When the CAPTEC team is determining what's best for a person, they need to know the diagnosed condition and, more importantly, what limitations the person is experiencing, Young said.

"Four of us might all have the same diagnosis, [but] it's going to affect us in different ways. And I also have to ask about your job duties," he said. "Are you working in graphics or in spreadsheets, on a computer or on paper? What's your physical environment? [And] your electronic environment?"

If the limitations affect the ability to perform essential job functions and the person could benefit from a technology accommodation, he said, that's all it requires.

At the CAPTEC center, Young added, visitors will see a variety of some of the most commonly provided and most often requested accommodations for people with dexterity disabilities, including carpal tunnel syndrome, bilateral amputations, quadriplegia, vision loss or total blindness, hearing loss or deafness, traumatic brain injuries, learning disabilities and communication deficits.

"For, say, a service member who had a hand amputation and shrapnel damage to the other hand, and physical input to a computer is not an option, we can provide voice recognition software," Young said. "That's where a user can perform [with their voice] any function on a computer that is typically performed with a keyboard or mouse."

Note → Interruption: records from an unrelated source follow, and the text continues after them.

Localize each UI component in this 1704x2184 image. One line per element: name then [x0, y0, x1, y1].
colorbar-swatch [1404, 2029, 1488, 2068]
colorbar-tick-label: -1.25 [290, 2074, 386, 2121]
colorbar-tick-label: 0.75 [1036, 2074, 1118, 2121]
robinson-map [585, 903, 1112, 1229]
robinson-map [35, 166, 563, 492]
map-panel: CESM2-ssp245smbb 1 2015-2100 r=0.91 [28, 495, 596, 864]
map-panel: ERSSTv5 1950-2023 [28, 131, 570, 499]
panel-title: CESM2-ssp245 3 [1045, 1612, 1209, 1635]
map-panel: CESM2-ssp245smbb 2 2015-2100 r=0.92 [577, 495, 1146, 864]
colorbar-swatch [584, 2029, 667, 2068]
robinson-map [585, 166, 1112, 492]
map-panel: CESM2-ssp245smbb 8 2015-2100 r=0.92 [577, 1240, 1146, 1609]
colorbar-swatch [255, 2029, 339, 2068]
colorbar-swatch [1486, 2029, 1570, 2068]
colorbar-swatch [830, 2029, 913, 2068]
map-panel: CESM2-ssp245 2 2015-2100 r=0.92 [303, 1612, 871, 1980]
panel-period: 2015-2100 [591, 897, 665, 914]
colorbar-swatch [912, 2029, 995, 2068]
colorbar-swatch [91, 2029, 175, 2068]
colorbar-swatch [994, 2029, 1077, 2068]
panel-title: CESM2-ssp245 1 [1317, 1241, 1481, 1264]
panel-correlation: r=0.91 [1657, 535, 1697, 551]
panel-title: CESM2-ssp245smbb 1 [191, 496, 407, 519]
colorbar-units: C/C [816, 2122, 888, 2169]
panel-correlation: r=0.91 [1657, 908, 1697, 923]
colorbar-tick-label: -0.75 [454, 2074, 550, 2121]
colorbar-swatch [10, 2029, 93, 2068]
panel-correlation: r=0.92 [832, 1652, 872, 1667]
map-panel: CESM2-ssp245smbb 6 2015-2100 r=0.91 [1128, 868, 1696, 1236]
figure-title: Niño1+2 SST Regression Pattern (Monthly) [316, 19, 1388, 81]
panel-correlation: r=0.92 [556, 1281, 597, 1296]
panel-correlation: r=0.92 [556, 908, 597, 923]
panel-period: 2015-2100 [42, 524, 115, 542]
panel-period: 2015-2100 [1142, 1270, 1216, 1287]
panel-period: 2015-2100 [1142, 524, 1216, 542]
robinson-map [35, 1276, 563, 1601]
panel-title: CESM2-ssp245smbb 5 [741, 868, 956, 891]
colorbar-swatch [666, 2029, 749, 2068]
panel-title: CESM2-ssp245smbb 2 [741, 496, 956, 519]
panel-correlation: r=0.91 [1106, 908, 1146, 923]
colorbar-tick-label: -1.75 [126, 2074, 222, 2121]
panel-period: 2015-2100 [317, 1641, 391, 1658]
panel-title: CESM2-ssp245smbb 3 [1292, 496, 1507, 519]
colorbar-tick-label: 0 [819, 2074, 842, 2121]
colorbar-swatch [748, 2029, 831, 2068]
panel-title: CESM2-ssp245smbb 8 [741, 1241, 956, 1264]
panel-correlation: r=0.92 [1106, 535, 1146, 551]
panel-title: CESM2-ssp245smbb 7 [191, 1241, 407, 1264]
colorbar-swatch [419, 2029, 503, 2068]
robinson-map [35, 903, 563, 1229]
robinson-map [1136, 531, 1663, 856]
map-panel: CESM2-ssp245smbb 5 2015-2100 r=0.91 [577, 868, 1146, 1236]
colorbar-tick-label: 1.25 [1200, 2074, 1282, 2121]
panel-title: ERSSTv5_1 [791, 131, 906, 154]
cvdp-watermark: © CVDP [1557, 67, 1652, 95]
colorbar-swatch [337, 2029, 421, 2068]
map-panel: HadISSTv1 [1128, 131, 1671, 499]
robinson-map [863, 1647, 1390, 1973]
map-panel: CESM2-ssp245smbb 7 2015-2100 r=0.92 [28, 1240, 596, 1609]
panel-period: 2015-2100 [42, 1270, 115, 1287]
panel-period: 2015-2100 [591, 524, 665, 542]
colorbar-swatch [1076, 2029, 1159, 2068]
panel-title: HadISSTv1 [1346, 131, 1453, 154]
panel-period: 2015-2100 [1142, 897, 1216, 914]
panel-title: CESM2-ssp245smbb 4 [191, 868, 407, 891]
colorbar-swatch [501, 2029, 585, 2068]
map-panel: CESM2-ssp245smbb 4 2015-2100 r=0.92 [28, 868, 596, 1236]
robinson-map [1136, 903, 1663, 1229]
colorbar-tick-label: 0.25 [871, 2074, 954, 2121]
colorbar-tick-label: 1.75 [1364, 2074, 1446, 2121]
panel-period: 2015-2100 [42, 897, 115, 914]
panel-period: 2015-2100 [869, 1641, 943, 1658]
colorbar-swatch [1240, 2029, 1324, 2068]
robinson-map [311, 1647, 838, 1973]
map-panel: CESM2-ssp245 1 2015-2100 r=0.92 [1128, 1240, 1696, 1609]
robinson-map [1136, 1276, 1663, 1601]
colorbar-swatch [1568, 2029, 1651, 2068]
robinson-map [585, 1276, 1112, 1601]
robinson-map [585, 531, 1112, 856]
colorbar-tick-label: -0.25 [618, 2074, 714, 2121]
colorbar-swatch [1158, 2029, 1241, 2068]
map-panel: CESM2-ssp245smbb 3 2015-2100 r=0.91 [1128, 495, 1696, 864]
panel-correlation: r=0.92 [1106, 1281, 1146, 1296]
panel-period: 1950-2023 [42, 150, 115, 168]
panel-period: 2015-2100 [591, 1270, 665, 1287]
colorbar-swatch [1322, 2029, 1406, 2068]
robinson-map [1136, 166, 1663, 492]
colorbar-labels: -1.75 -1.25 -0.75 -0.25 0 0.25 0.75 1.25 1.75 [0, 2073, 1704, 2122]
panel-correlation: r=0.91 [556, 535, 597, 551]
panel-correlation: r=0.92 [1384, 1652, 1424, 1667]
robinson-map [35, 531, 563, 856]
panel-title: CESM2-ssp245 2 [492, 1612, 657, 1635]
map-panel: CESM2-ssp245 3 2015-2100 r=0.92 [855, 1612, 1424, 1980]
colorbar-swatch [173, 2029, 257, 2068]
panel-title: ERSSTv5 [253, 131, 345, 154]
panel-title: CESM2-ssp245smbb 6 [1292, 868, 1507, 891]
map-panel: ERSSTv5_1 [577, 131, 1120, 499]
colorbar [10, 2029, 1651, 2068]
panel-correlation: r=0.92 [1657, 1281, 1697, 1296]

For a person who has difficulty seeing electronic information on the computer -- perhaps because of eye trauma or retinitis pigmentosa -- and has blurry vision or floating blind spots throughout their field of vision, he said, "we can provide software that will allow the person to magnify it two to six or more times -- whatever they need."

Color changes on computer screens also can help some people, he said. "If I have photophobia and migraines and looking at that sea of black letters on a white background kills my eyes, I can change it to white on black or yellow on blue," he explained. "If I can't see that darn little white arrow, I can make it triple-size lime green." Technology is available that enables the computer to read emails, documents or websites aloud, he added.

King said CAPTEC regularly conducts remote needs assessments around the world, using video teleconferencing to view people's workstations, review their job requirements and discuss their job functions.

Young added that the CAPTEC team also does onsite visits, such as a reasonable accommodation lecture last month at the Army Special Operations Command at Camp Lejeune in North Carolina.

While there, he said, the team performed seven industrial hygiene needs assessments at Womack Army Medical Center, briefed several other departments, the Warrior Transition Brigade and the Concussion Specialty Center, and conducted a briefing and training for 35 case managers and recovery care coordinators.

"We will take our show on the road to get good value for the government's money," Young said.

CAPTEC also has a website and a YouTube channel with training videos to show how the technologies work, he added.

"We do whatever we can to support retention, hiring and advancement of individuals with disabilities across the federal government," King said, "and, of course, in support of our transitioning wounded service members."